In this R data frame Tutorial with examples, you will learn what is data frame? its features, advantages, modules, packages, and how to use data frame in real-time with sample examples.
All examples provided in this R data frame tutorial are basic, simple, and easy to practice for beginners who are enthusiastic to learn R data frames and advance their careers.
1. What is Data Frame in R?
A data frame in R represents the data in rows and columns similar to pandas DataFrame and SQL. Each column in the data frame is a vector of the same length, in other words, all columns in the data frame should have the same length.
Dataframe in R stores the data in the form of rows and columns similar to RDBMS tables. So it is a two-dimensional data structure such that one dimension refers to the row and another dimension refers to a column. I will cover more on the data frame in the following sections.
In the R data frame columns are referred to as variables and rows are referred to as observations. If you are new to R Programming, I would highly recommend reading the R Programming Tutorial where I have explained R concepts with examples.
R also provides third-party package dplyr which provides a grammar for data manipulation that closely works with data.frame. In order to use this first, you need to install the package in R.
2. Create a DataFrame in R using data.frame()
The first step to exploring the data frame is by creating it. The function data.frame()
is used to create a DataFrame in an easy way. A data frame is a list of variables of the same number of rows with unique row names. Besides this, there are different ways to create a data frame in R.
2.1 Syntax of data.frame()
The following is the syntax of data.frame()
function.
#data.frame() Syntax
data.frame(…, row.names = NULL, check.rows = FALSE,
check.names = TRUE, fix.empty.names = TRUE,
stringsAsFactors = default.stringsAsFactors())
You need to follow the below guidelines when creating a DataFrame in R using data.frame() function.

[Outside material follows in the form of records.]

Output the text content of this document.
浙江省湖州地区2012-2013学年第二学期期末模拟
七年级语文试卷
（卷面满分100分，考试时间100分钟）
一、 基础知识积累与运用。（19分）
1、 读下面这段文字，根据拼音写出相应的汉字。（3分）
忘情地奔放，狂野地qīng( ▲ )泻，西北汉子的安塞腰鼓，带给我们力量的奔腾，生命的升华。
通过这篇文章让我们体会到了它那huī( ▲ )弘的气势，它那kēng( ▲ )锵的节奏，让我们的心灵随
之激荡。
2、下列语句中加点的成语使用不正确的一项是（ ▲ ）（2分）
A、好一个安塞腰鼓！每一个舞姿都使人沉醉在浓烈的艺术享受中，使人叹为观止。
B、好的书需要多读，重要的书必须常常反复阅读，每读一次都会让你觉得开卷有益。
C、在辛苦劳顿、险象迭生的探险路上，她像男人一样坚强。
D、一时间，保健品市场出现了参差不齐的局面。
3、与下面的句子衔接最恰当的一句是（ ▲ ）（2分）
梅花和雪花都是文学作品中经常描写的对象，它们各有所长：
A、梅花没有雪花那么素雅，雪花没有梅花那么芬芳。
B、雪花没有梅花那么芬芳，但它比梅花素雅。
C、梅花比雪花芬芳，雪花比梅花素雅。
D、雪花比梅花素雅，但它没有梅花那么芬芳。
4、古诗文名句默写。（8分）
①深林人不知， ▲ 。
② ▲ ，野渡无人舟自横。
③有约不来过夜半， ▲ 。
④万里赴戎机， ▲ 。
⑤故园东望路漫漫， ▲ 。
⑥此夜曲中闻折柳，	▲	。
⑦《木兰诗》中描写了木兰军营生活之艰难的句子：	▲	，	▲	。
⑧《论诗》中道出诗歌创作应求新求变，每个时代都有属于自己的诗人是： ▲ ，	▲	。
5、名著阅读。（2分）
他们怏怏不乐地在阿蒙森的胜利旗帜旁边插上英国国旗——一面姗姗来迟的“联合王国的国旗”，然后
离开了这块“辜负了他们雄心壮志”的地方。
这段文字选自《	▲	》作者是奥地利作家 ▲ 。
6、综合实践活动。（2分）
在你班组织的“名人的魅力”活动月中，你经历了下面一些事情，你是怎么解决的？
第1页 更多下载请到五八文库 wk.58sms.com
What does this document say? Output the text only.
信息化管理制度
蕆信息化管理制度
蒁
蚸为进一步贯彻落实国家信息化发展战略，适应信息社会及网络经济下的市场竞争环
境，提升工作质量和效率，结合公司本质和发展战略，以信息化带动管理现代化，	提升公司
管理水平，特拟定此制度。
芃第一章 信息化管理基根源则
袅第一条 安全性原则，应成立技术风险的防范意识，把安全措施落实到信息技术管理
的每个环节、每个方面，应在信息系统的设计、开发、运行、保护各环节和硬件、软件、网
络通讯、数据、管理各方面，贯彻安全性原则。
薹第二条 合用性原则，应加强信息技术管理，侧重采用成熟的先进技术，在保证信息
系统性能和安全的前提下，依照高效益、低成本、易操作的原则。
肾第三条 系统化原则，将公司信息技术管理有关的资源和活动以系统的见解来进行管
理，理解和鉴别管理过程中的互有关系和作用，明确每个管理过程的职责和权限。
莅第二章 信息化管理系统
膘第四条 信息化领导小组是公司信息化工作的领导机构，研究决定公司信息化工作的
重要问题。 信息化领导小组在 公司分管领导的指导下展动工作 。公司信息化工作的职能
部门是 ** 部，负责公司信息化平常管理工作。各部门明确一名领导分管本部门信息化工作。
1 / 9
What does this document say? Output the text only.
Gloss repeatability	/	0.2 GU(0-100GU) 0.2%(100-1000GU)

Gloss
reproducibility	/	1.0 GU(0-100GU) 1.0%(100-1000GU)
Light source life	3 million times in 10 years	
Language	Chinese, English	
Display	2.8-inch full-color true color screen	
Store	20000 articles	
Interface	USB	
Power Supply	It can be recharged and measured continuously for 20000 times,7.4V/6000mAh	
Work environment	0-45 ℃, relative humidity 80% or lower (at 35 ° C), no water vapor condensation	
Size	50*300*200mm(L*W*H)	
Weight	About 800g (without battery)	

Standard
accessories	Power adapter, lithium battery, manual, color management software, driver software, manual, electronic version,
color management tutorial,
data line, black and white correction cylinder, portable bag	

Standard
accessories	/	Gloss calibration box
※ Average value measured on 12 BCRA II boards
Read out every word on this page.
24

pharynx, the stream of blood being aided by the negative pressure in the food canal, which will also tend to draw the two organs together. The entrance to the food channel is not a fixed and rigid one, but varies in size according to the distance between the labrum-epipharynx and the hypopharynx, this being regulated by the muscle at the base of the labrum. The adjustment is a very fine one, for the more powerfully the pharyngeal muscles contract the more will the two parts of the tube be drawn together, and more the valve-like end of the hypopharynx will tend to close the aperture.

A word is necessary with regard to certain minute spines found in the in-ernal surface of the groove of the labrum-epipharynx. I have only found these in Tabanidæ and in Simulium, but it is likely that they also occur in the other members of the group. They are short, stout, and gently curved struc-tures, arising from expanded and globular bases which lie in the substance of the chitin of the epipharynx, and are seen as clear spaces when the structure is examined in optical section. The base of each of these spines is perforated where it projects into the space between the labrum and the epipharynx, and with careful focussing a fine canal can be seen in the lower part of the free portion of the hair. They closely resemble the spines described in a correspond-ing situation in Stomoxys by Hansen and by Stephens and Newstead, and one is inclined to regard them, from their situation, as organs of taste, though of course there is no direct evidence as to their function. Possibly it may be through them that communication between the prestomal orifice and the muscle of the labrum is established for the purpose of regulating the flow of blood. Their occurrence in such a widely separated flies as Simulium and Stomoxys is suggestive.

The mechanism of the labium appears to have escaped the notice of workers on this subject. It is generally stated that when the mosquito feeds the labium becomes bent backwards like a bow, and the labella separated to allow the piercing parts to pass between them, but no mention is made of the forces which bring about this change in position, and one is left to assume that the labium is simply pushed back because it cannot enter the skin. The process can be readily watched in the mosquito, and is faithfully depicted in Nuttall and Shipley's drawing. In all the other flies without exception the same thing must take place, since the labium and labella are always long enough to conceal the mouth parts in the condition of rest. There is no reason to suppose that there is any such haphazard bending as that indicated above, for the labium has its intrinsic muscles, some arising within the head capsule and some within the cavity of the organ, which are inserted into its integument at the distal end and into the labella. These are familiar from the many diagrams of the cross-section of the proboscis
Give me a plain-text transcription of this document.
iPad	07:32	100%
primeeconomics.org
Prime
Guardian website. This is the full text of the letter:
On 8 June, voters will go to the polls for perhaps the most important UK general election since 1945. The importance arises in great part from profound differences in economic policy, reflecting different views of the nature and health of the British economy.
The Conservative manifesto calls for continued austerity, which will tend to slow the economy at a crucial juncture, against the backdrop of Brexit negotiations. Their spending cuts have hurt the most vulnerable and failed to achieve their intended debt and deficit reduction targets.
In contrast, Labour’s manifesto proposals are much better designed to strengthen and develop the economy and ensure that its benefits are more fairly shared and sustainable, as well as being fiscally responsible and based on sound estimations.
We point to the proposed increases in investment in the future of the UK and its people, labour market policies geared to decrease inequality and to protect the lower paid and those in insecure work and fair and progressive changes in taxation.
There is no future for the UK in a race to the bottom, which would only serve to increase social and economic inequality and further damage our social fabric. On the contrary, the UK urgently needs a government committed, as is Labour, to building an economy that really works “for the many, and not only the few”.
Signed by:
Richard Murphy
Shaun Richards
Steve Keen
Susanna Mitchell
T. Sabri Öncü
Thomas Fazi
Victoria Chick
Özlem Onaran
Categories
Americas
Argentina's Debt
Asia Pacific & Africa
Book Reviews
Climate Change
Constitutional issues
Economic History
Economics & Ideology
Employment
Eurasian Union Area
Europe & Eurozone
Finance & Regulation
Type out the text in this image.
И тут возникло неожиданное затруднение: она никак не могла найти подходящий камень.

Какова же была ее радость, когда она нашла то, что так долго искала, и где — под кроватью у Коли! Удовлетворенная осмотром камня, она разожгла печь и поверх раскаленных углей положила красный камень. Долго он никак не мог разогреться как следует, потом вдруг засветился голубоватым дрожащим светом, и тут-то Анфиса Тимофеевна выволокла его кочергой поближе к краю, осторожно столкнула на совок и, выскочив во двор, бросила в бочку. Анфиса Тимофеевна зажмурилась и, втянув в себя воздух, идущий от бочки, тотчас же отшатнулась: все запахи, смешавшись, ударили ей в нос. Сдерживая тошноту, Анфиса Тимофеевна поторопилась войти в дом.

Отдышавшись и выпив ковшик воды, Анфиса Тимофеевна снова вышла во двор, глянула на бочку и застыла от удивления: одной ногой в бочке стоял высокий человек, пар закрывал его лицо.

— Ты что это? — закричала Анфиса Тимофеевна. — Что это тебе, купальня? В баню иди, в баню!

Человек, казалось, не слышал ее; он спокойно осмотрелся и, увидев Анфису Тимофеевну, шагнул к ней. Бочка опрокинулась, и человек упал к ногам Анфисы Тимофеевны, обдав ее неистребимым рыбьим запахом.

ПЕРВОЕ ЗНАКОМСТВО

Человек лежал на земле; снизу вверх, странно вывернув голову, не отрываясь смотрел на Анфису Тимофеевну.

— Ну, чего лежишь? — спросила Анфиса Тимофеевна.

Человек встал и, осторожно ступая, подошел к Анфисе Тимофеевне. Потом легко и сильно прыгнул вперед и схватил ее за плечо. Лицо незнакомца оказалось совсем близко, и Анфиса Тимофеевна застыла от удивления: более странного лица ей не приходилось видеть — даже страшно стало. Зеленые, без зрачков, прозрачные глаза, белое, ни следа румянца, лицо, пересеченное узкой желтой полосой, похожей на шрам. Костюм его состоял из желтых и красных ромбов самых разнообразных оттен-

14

- The input objects passed to
data.frame()
should have the same number of rows. - The column names should be non-empty.
- Duplicate column names are allowed, but you need to use
check.names = FALSE
. - You can assign names to rows using
row.names
param. - Character variables passed to
data.frame
are converted to factor columns.
2.2 Create R DataFrame Example
Now, let’s create a DataFrame by using data.frame()
function. This function takes the first argument either list or vector. In R, the Vector contains elements of the same type and the data types can be logical, integer, double, character, complex or raw. You can create a Vector using c()
.
# Create Vectors
id <- c(10,11,12,13)
name <- c('sai','ram','deepika','sahithi')
dob <- as.Date(c('1990-10-02','1981-3-24','1987-6-14','1985-8-16'))
# Create DataFrame
df <- data.frame(id,name,dob)
# Print DataFrame
df
In the above example, I have used the following Vectors as arguments to the data.frame()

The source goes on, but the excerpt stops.